На этом я понял, что это глупо, глупо моё рассуждение. Я распахнул окно и стал смотреть на двор. Я видел, как по двору гуляют петухи и куры».
Распахнутое окно — не только выход из дома в иное пространство, но и выход из текста в реальность.
Из записей в дневнике Ивана Павловича Ювачева мы получаем представление о том, с какими просьбами обращался Хармс к отцу из Курска. Разумеется, статус Ювачева-старшего как политического заключенного царского времени, его близкое знакомство с Морозовым давали дополнительные шансы на успех ходатайства за сына. 23 сентября 1932 года Иван Павлович огорченно записывает:
«Даня у доктора Ше‹й›ндельса лечится, хвалит его за внимание к нему.

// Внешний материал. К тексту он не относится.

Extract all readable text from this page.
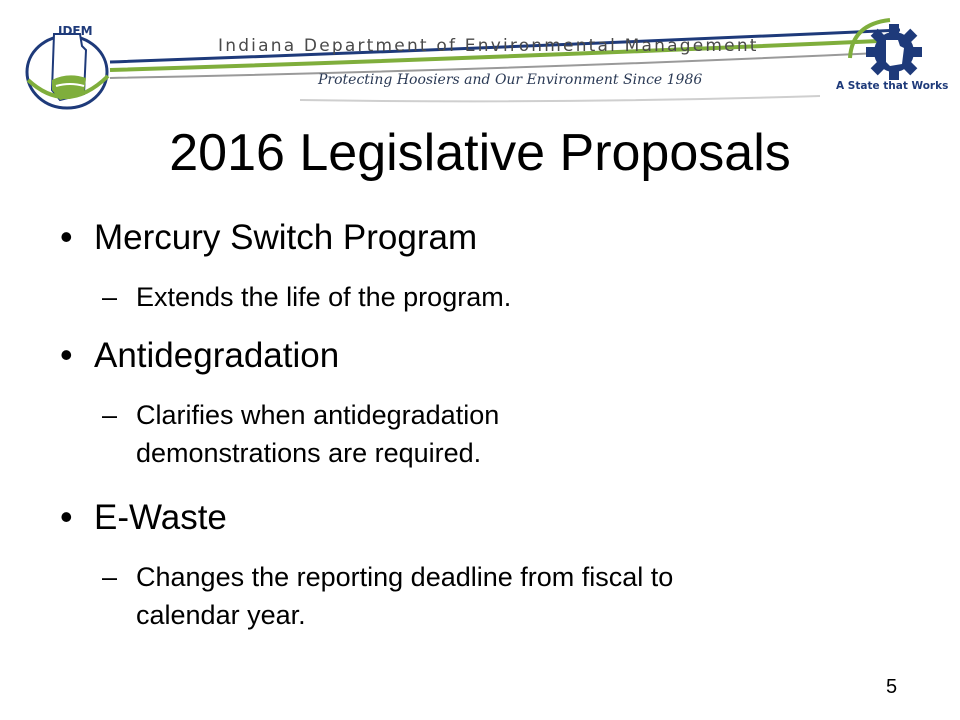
IDEM
Indiana Department of Environmental Management
Protecting Hoosiers and Our Environment Since 1986	A State that Works
2016 Legislative Proposals
• Mercury Switch Program
– Extends the life of the program.
• Antidegradation
– Clarifies when antidegradation
demonstrations are required.
• E-Waste
– Changes the reporting deadline from fiscal to
calendar year.
5
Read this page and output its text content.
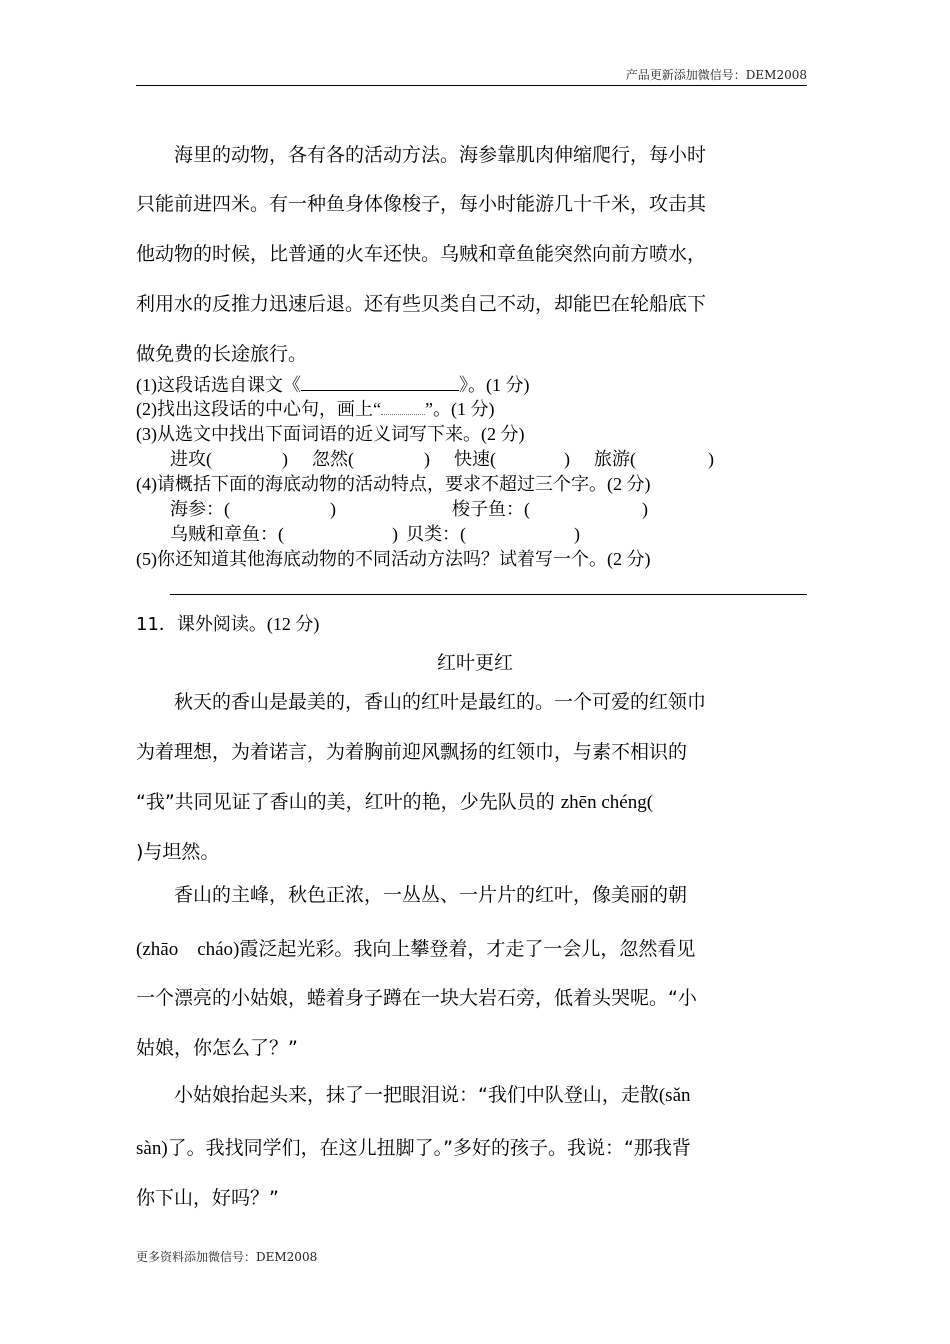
产品更新添加微信号：DEM2008
　　海里的动物，各有各的活动方法。海参靠肌肉伸缩爬行，每小时
只能前进四米。有一种鱼身体像梭子，每小时能游几十千米，攻击其
他动物的时候，比普通的火车还快。乌贼和章鱼能突然向前方喷水，
利用水的反推力迅速后退。还有些贝类自己不动，却能巴在轮船底下
做免费的长途旅行。
(1)这段话选自课文《	》。(1 分)
(2)找出这段话的中心句，画上“ ”。(1 分)
(3)从选文中找出下面词语的近义词写下来。(2 分)
进攻(	) 忽然(	) 快速(	) 旅游(	)
(4)请概括下面的海底动物的活动特点，要求不超过三个字。(2 分)
海参：(	)	梭子鱼：(	)
乌贼和章鱼：(	) 贝类：(	)
(5)你还知道其他海底动物的不同活动方法吗？试着写一个。(2 分)
11．课外阅读。(12 分)
红叶更红
　　秋天的香山是最美的，香山的红叶是最红的。一个可爱的红领巾
为着理想，为着诺言，为着胸前迎风飘扬的红领巾，与素不相识的
“我”共同见证了香山的美，红叶的艳，少先队员的 zhēn chéng(
)与坦然。
　　香山的主峰，秋色正浓，一丛丛、一片片的红叶，像美丽的朝
(zhāo　cháo)霞泛起光彩。我向上攀登着，才走了一会儿，忽然看见
一个漂亮的小姑娘，蜷着身子蹲在一块大岩石旁，低着头哭呢。“小
姑娘，你怎么了？”
　　小姑娘抬起头来，抹了一把眼泪说：“我们中队登山，走散(sǎn
sàn)了。我找同学们，在这儿扭脚了。”多好的孩子。我说：“那我背
你下山，好吗？”
更多资料添加微信号：DEM2008
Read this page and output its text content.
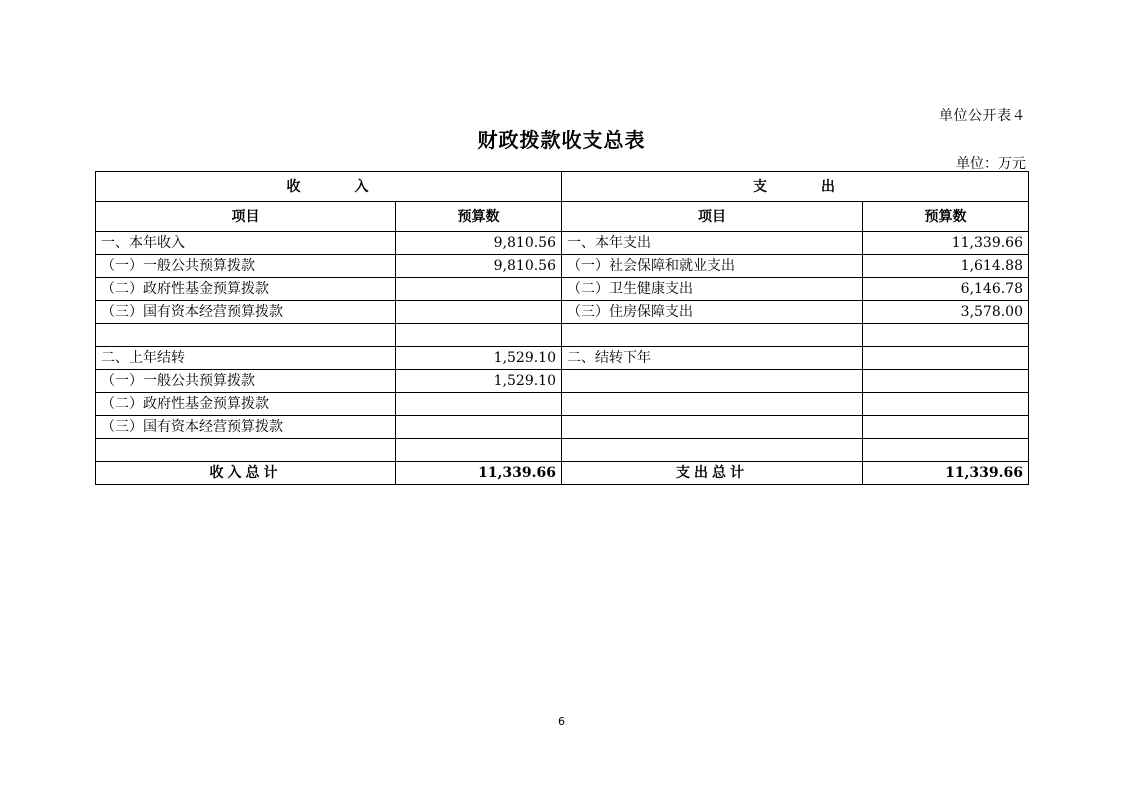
单位公开表４
财政拨款收支总表
单位：万元
收 入		支 出	
项目	预算数	项目	预算数
一、本年收入	9,810.56	一、本年支出	11,339.66
（一）一般公共预算拨款	9,810.56	（一）社会保障和就业支出	1,614.88
（二）政府性基金预算拨款		（二）卫生健康支出	6,146.78
（三）国有资本经营预算拨款		（三）住房保障支出	3,578.00

二、上年结转	1,529.10	二、结转下年	
（一）一般公共预算拨款	1,529.10		
（二）政府性基金预算拨款			
（三）国有资本经营预算拨款			

收入总计	11,339.66	支出总计	11,339.66
6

Теперь он живет в Курске в одной комнате с Александром Ивановичем (так, очевидно, И. П. Ювачев понял сообщение Хармса о том, что он поменялся комнатами с Введенским. — А. К.). Просит меня писать Калинину, но я уже писал в Полит‹ический› Красн‹ый› Крест и просить в другом месте я не могу. А вот он до сих пор палец о палец не ударил, чтобы просить Когана о документах. Ведь А. И. в Тамбове получает карточку на хлеб, а он не получает».

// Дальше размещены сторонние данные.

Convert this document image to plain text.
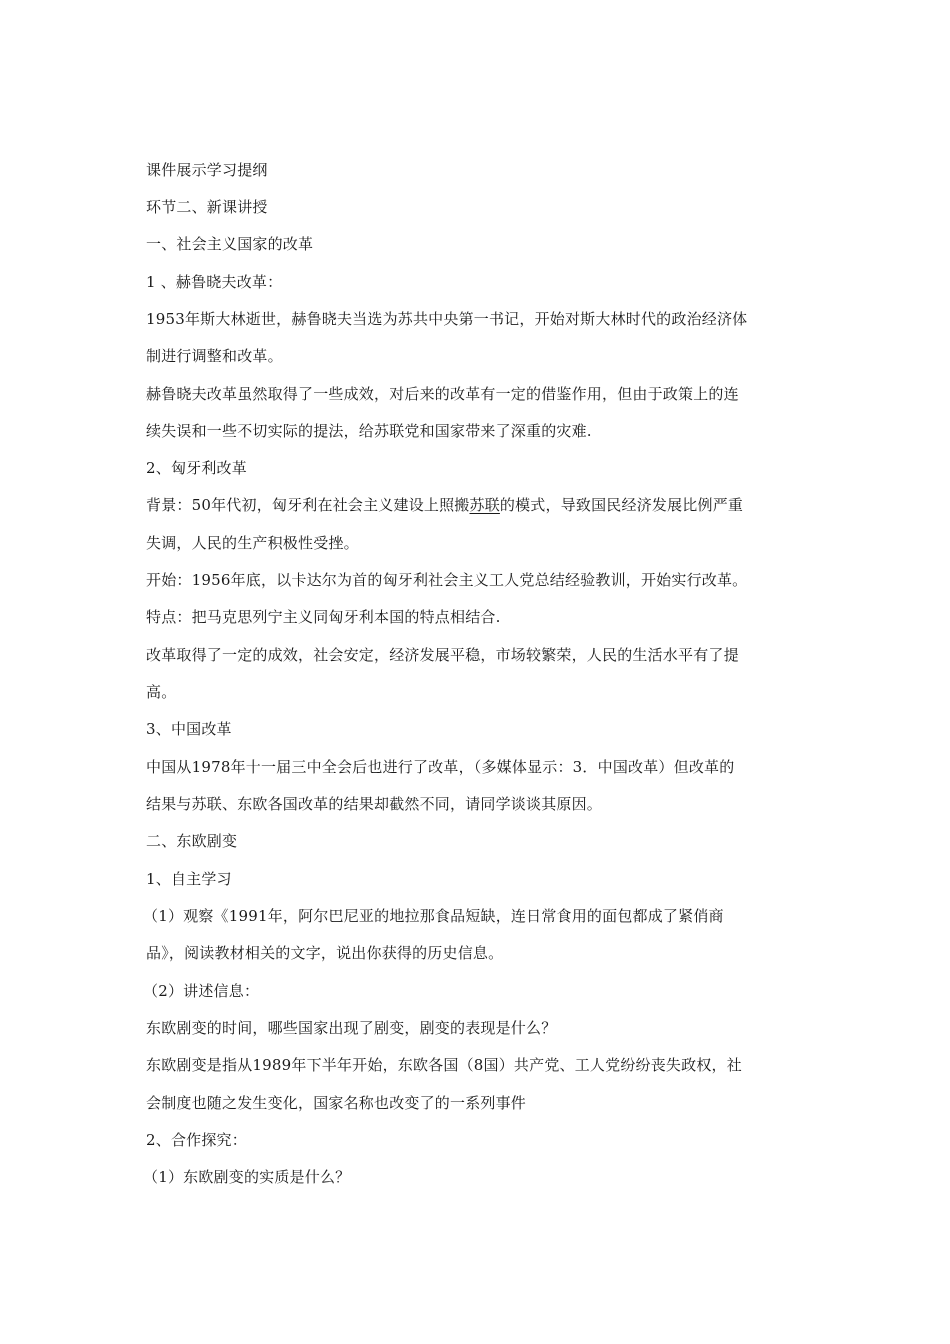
课件展示学习提纲
环节二、新课讲授
一、社会主义国家的改革
1 、赫鲁晓夫改革：
1953年斯大林逝世，赫鲁晓夫当选为苏共中央第一书记，开始对斯大林时代的政治经济体
制进行调整和改革。
赫鲁晓夫改革虽然取得了一些成效，对后来的改革有一定的借鉴作用，但由于政策上的连
续失误和一些不切实际的提法，给苏联党和国家带来了深重的灾难.
2、匈牙利改革
背景：50年代初，匈牙利在社会主义建设上照搬苏联的模式，导致国民经济发展比例严重
失调，人民的生产积极性受挫。
开始：1956年底，以卡达尔为首的匈牙利社会主义工人党总结经验教训，开始实行改革。
特点：把马克思列宁主义同匈牙利本国的特点相结合.
改革取得了一定的成效，社会安定，经济发展平稳，市场较繁荣，人民的生活水平有了提
高。
3、中国改革
中国从1978年十一届三中全会后也进行了改革，（多媒体显示：3．中国改革）但改革的
结果与苏联、东欧各国改革的结果却截然不同，请同学谈谈其原因。
二、东欧剧变
1、自主学习
（1）观察《1991年，阿尔巴尼亚的地拉那食品短缺，连日常食用的面包都成了紧俏商
品》，阅读教材相关的文字，说出你获得的历史信息。
（2）讲述信息：
东欧剧变的时间，哪些国家出现了剧变，剧变的表现是什么？
东欧剧变是指从1989年下半年开始，东欧各国（8国）共产党、工人党纷纷丧失政权，社
会制度也随之发生变化，国家名称也改变了的一系列事件
2、合作探究：
（1）东欧剧变的实质是什么？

Хлеб, конечно, можно было покупать на рынке (как и муку), что Хармс и делал, однако это было очень дорого. Во время его курской ссылки в стране происходили катастрофические события. 7 августа 1932 года был принят Закон «Об охране имущества государственных предприятий, колхозов и кооперации и укреплении общественной (социалистической) собственности», прозванный в народе «Законом о трех колосках» (или «семь восьмых»). По нему за собирание оставшегося после жатвы на колхозном поле зерна можно было получить от десяти лет лагерей до расстрела. Затем осенью 1932 года в ранее самых «хлебных» районах страны начался невиданный голод, вызванный почти полным изъятием зерна у крестьян, который впоследствии был назван «голодомором». На Украине и в России в 1932–1933 годах голодной смертью умерли миллионы людей, в то время как зерно экспортировалось из СССР за границу. Нехватка продуктов была ощутимо заметна даже в Москве и Ленинграде; именно тогда, по позднейшим воспоминаниям Хрущева, Сталин распорядился, чтобы все московские заводы и фабрики начали разведение кроликов. В Курске голода не было, хотя границы голодомора пролегали совсем рядом.